Cross-registry references. Agents registered with ERC-8004 or other on-chain registries can advertise those registrations using the registrations[*] array field. Each entry follows CAIP-19 format, since ERC-8004 identities are modelled as ERC-721 tokens ({namespace}:{chainId}/{tokenStandard}:{identityRegistry}/{agentId}):

myagent.eth
  ├── registrations[0] = "eip155:1/erc721:0x742.../22"
  └── registrations[1] = "eip155:8453/erc721:0x.../7"

This makes the ENS name a single place to find every registration the agent holds, regardless of which chains or contracts they span.
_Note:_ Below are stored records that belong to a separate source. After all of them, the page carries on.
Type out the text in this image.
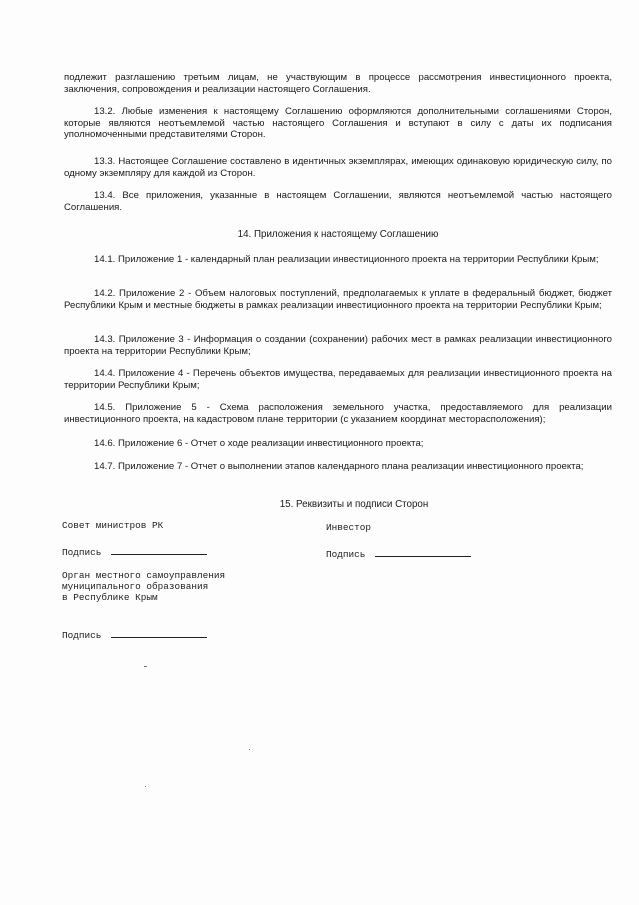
подлежит разглашению третьим лицам, не участвующим в процессе рассмотрения инвестиционного проекта, заключения, сопровождения и реализации настоящего Соглашения.

13.2. Любые изменения к настоящему Соглашению оформляются дополнительными соглашениями Сторон, которые являются неотъемлемой частью настоящего Соглашения и вступают в силу с даты их подписания уполномоченными представителями Сторон.

13.3. Настоящее Соглашение составлено в идентичных экземплярах, имеющих одинаковую юридическую силу, по одному экземпляру для каждой из Сторон.

13.4. Все приложения, указанные в настоящем Соглашении, являются неотъемлемой частью настоящего Соглашения.

14. Приложения к настоящему Соглашению

14.1. Приложение 1 - календарный план реализации инвестиционного проекта на территории Республики Крым;

14.2. Приложение 2 - Объем налоговых поступлений, предполагаемых к уплате в федеральный бюджет, бюджет Республики Крым и местные бюджеты в рамках реализации инвестиционного проекта на территории Республики Крым;

14.3. Приложение 3 - Информация о создании (сохранении) рабочих мест в рамках реализации инвестиционного проекта на территории Республики Крым;

14.4. Приложение 4 - Перечень объектов имущества, передаваемых для реализации инвестиционного проекта на территории Республики Крым;

14.5. Приложение 5 - Схема расположения земельного участка, предоставляемого для реализации инвестиционного проекта, на кадастровом плане территории (с указанием координат месторасположения);

14.6. Приложение 6 - Отчет о ходе реализации инвестиционного проекта;

14.7. Приложение 7 - Отчет о выполнении этапов календарного плана реализации инвестиционного проекта;

15. Реквизиты и подписи Сторон

Совет министров РК	Инвестор

Подпись	Подпись

Орган местного самоуправления

муниципального образования

в Республике Крым

Подпись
Trust models. The supported-trust[*] array advertises which trust verification mechanisms the agent supports — corresponding to the supportedTrust field in an ERC-8004 registration file:

myagent.eth
  ├── supported-trust[0] = "reputation"
  └── supported-trust[1] = "tee-attestation"

How agents are discovered

Once your records are live, any consumer can find and read them without a central directory. The discovery flow looks like this:

  1. Index TextChanged events on the ENS Public Resolver, filtering for records where the key is class and the value is "Agent". Alternatively, index all nodes that set a schema record pointing to a recognised agent schema.
  2. Resolve the agent's records on each matching node. Read the text records listed in the schema — or all text records if you want the full picture — including name, description, agent-wallet, parametrised services[*] entries, and registrations[*].
  3. Fall back to the registration file only when needed. If the data the consumer wants isn't published directly on the ENS name, fetch the JSON file at agent-uri and read it from there.

This gives any consumer a live, permissionless view of every agent that has opted in to on-chain discoverability.